My sis just got a smart TV with all that crap in it...the 1st thing i told her was NEVER give it Internet Access period...Smart TV has the ability to spy on their users and the only way to stop it is to keep it disconnected from the Net.....so far she has heeded my advice...

I like the ability to use the DLNA capabilities to stream HD videos from my PC to the TV wirelessly.

My recently-purchased LG has DLNA, but oddly enough, no web browser or other "smart" apps. I had it connected for a while, since my NAS box has a DLNA server, but since I have an Asus OPlay the DLNA is largely redundant. It couldn't play as much as the OPlay could anyway.

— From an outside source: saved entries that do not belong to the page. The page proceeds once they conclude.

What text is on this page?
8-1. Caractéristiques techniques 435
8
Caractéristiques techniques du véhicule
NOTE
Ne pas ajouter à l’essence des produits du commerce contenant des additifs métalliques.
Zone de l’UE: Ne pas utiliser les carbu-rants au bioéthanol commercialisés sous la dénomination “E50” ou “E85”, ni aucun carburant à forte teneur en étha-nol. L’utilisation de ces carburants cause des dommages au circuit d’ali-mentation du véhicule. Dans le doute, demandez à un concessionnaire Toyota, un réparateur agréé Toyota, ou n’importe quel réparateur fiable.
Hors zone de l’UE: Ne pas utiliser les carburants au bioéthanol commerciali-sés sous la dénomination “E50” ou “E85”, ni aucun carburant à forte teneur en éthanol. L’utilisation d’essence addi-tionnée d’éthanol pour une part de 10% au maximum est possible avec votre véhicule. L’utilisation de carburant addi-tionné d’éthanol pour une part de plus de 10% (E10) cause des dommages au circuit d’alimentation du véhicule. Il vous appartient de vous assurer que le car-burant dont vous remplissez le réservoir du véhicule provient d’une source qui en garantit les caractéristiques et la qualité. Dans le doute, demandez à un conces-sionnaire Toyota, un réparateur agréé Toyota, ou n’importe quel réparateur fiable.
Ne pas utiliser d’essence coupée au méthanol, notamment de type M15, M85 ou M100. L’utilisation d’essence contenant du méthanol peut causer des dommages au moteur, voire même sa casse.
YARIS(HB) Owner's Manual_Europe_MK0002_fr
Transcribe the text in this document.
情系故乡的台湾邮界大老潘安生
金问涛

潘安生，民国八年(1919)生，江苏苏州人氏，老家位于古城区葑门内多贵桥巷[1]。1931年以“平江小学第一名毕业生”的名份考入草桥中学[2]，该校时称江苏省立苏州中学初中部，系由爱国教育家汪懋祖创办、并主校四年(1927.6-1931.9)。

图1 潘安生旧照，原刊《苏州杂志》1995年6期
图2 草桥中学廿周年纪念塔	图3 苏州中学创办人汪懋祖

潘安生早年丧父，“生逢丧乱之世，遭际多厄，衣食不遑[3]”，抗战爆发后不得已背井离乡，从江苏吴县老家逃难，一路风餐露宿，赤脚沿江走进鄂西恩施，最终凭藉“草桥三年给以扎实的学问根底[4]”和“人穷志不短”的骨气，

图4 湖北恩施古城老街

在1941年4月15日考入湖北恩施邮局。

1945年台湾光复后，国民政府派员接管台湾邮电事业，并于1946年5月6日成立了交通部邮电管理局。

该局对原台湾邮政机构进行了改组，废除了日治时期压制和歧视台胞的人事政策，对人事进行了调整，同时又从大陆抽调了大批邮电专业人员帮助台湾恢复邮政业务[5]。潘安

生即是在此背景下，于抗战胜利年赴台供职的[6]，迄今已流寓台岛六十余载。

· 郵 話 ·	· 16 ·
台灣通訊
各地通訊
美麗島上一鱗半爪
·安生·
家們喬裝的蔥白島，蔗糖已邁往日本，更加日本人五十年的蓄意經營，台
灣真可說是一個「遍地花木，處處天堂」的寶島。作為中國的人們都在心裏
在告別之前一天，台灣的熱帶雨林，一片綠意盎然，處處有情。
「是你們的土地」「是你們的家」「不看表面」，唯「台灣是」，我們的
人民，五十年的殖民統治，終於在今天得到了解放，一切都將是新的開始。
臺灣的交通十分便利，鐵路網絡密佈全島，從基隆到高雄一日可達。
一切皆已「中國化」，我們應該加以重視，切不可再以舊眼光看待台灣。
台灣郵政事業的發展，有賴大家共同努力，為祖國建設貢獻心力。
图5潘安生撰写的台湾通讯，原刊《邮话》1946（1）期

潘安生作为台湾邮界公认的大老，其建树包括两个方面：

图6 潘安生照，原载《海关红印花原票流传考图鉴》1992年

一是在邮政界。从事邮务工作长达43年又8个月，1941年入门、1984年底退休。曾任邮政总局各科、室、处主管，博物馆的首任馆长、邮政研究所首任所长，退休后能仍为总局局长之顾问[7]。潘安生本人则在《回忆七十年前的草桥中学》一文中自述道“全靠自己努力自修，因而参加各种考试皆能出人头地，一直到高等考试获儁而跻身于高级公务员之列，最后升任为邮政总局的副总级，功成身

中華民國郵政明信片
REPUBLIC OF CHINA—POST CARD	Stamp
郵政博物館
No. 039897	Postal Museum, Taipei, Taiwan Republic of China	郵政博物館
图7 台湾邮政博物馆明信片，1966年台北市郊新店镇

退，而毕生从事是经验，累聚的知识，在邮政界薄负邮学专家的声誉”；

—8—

Not all Samsung Smart TVs have a mike or camera. Mine doesn't. It does have a web browser that is very difficult to use without a Samsung keyboard remote. So, I don't use the web browser. I have the TV on the network though. Why would I purchase a Smart TV unless I intended to give it internet access? It would be a complete waste of money. I did waste $100 on the web browser but then Smart TVs were brand new in 2011 and I was curious. Only the lowest in the series came without the web browser anyway and then most were that horrible 3D crap...so there wasn't too much to choose from.